Mindful magazine has an interview with child and adolescent psychiatrist Tristan Gorrindo about teens and social media. It has a nice overview of how teenage social and neurological development can create problems with social media use– how identity formation, the growing complexity of relationships with parents, and impulsivity can make life online (and life in general) difficult– as well as a couple other good observations:
parents who don’t understand the technology… lean towards either setting totally strict limits (as in: “You’re not going to be on the Internet at all”), or they are totally laissez-faire. They don’t understand the tech, don’t know how to set the limits, and so they don’t.
Gorrindo also notes the futility of keeping kids offline:
Abstinence is not an option. You’re better off teaching your kids how to use these tools effectively and appropriately and help them navigate the times when they are going to trip and stumble as opposed to just trying to insulate and wall them off.
Personally, I think this is very smart, and exactly the right advice. As parents of older kids, our responsibility is less to protect children from dangers and hardships and complexity (certainly the last two), and more to prepare our kids to deal with them. In effect, our job is to make our children independent enough to function without us always being around, because at some point we won’t be (and probably won’t want to be).
Further, using technologies well can be a real pleasure, can make you smarter, and make you a better person. Teaching kids that information technologies are bad is like teaching them that food is bad, or sex is inherently evil: you can make the case, but over the long run the wiser thing to do is to teach kids how to make good, self-aware choices.

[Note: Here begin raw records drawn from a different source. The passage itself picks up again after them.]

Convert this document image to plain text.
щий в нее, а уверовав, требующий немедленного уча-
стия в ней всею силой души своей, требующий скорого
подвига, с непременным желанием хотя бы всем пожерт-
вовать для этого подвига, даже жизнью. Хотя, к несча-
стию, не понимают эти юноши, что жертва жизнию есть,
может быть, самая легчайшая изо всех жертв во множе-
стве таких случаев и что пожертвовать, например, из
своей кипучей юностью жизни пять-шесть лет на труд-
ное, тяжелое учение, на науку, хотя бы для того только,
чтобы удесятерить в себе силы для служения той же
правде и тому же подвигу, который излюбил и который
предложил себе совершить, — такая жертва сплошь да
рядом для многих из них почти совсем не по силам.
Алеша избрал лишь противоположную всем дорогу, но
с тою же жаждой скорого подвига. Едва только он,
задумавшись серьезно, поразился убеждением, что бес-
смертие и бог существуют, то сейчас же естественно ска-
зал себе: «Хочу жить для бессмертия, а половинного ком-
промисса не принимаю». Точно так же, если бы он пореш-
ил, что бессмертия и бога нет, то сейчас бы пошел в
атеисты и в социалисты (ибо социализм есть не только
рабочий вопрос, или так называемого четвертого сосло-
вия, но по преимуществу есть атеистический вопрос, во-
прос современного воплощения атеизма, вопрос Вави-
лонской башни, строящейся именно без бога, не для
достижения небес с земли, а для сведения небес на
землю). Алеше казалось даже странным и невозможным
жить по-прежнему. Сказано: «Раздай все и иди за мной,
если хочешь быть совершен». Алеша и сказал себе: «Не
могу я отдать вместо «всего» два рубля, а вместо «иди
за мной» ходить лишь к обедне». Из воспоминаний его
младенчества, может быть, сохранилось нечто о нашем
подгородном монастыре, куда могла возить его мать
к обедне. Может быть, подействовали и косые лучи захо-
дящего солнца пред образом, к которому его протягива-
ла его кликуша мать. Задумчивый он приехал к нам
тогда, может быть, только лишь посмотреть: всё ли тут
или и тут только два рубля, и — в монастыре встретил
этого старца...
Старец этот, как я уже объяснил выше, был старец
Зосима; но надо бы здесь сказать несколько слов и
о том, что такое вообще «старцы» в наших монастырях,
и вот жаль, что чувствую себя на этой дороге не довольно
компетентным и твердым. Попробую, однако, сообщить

It also reflects the fact that the most powerful way to get kids to use technologies well is to model good behavior, and to reflect on your own experience. Unless you’ve grown up in a prison camp in North Korea and only recently moved here, you’ve grown up with computers and video games, and you know their attractions and downsides better than your children do. The fact that you remember when cellphones weighed two pounds and only made calls doesn’t make you obsolete or mean you have no authority to help your kids find their own balance with technology: it means you have a valuable perspective that they don’t.